8 Febbraio 2020

Sabato IV Settimana T. O.

1Re 3,4-13; Sal 118 (119); Mc 6,30-34

Colletta: Dio grande e misericordioso, concedi a noi tuoi fedeli di adorarti con tutta l’anima e di amare i nostri fratelli nella carità del Cristo. Egli è Dio, e vive e regna con te...
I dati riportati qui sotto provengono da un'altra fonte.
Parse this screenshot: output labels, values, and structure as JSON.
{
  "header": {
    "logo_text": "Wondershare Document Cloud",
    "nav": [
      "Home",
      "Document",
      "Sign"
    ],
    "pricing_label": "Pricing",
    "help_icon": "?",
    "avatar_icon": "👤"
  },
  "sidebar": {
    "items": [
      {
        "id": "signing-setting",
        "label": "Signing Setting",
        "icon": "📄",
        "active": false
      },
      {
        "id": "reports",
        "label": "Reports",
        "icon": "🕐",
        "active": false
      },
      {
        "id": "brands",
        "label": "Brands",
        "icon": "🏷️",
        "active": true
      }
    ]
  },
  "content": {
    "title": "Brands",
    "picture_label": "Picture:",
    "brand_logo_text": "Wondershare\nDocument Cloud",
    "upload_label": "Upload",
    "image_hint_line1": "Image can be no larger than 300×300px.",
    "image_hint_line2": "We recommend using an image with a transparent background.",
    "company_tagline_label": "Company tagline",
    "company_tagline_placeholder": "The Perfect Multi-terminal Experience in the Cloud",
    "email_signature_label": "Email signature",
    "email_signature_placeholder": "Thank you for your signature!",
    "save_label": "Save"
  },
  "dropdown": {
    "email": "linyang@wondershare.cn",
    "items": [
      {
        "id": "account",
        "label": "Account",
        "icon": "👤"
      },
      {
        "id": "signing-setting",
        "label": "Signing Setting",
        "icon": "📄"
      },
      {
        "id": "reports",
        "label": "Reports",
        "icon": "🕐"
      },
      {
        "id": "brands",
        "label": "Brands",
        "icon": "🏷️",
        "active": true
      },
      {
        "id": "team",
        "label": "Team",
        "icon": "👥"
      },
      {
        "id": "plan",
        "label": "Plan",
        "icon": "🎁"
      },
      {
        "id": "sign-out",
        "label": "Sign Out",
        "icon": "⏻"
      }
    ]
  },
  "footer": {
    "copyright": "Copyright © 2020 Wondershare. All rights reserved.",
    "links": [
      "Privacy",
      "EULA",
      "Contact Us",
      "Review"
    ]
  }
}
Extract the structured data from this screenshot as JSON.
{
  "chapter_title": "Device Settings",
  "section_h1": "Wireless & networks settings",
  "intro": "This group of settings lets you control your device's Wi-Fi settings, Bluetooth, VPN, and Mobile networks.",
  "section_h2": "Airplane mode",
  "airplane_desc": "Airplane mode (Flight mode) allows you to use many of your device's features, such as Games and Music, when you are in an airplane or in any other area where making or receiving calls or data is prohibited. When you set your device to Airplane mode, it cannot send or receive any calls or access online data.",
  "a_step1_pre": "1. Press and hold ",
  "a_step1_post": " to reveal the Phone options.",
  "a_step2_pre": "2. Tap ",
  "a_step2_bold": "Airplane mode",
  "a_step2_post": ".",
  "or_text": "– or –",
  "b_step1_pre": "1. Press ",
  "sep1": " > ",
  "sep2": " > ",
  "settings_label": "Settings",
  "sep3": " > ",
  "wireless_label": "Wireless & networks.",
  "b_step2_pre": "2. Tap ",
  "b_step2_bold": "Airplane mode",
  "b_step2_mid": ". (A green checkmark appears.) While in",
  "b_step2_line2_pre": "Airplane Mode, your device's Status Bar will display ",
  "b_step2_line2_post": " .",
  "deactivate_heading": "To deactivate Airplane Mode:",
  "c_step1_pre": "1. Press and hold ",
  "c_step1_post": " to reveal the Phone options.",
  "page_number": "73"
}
L’attività apostolica è tanto intensa da non avere “neanche il tempo di mangiare”. Il deserto è il luogo dove la “sposa” incontra lo Sposo (Os 2,16), è il luogo dove risuona la Parola di Dio, e il silenzio facilità l’ascolto, l’interiorizzazione. Ma il desiderio del riposo viene interrotto dalla folla che spesso nelle sue esternazioni di affetto si manifesta indiscreta, ma questo non turba Gesù il quale vedendo “una grande folla, ebbe compassione di loro, perché erano come pecore che non hanno pastore, e si mise a insegnare loro molte cose”. A far nascere nel cuore di Gesù un sentimento di compassione è la situazione di disorientamento e di abbandono in cui si trova la folla che lo segue e che non gli lascia il tempo di mangiare. È un palese insegnamento per tutti i cristiani, quando si vive in mezzo agli uomini c’è sempre qualcosa da fare, e a volte bisogna rinunciare al cibo e al riposo.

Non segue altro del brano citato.